Poi, le prime manifestazioni di ribellione alla mafia, avviate nella Piana di Gioia e nella Locride, e la vicenda del conflitto a fuoco tra carabinieri e mafiosi a Razzà ("Chi si voleva nascondere? Molte ipotesi, nessuna certezza"). E non poteva mancare, in un volume che indaga sui maggiori avvenimenti degli ultimi dieci anni, un capitolo dedicato a "un'altra tempesta" che "si abbatte nel '78 sulla Calabria ... : le indagini sulla presenza di terroristi all'Università di Arcavacata e la violenta polemica sulle dimensioni e la natura del fenomeno eversivo", ("Dal dissenso al terrorismo, scontro polemico tra i partiti. La mafia aiuta i terroristi?").

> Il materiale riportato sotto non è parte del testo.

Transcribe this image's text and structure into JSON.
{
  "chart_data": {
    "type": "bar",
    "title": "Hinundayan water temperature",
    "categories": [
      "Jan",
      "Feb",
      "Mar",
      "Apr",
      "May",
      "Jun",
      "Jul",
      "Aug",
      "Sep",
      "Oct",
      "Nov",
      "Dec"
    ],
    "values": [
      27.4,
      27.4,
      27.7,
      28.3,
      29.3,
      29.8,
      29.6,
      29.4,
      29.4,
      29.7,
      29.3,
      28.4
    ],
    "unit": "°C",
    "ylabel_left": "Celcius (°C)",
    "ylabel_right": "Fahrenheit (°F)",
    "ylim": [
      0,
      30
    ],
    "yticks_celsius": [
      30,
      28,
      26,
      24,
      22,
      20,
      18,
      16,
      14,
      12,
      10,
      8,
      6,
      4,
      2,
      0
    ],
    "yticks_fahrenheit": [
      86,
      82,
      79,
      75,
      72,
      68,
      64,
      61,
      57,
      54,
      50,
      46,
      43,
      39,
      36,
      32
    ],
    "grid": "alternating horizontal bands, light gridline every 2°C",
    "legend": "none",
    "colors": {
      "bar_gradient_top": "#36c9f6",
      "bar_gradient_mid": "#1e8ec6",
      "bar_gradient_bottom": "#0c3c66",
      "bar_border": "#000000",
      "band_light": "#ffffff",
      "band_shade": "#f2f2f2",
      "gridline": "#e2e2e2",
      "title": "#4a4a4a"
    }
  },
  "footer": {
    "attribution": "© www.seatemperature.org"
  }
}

E' un bilancio finale di questa terra dimenticata per scelte precise di politica e di politica economica, importatrice e non produttrice; di questa regione impoverita dalla mancanza di risorse e dalle massicce emigrazioni; delle sue aree dominate dalle famiglie mafiose ("In Aspromonte cartelli di pericolo per conflitti a fuoco"). E tutto questo in uno stile asciutto, con i fatti in primo piano, con i collegamenti tra vicende nitidi nel loro svolgersi, con le ipotesi formulate con estrema chiarezza: un testo-saggio ad ampio spettro d'indagine, documentato con verifiche puntuali, com'è nella più seria tradizione giornalistica; una serie dì tranches de vie, vita pubblica, che coinvolge una regione emblematica dell'arretratezza meridionale; e con una serie di analisi accurate dei comportamenti - anche antropologici - che hanno proiettato quell'arretratezza ai nostri giorni, ne hanno fatto un "caso europeo". Il libro colma una lacuna nel contesto delle "storie locali" contemporanee, che Salvemini e Gramsci ritenevano concorrenti alla formazione della storia nazionale. Un gran tassello sì è aggiunto, rivelatore sotto molti aspetti, al mosaico delle vicende calabresi di questo secolo, assai lontano dall'approssimazione e dalle esercitazioni retoriche che hanno contraddistinto molte pagine di frettolosi "indagatori" della realtà calabrese. Rigore nella ricerca, coerenza del discorso politico, rifiuto del dato aneddotico o folkloristico, fatti e analisi dei fatti, documenti e "ricerca delle radici", fanno del volume di Arcà un prezioso strumento di conoscenza, e soprattutto un punto di riferimento per un'azione risanatrice, di recupero e di decollo, per quello che l'Autore - che ha sulla pelle l'amore per questa terra - definisce "un progetto di civile progresso".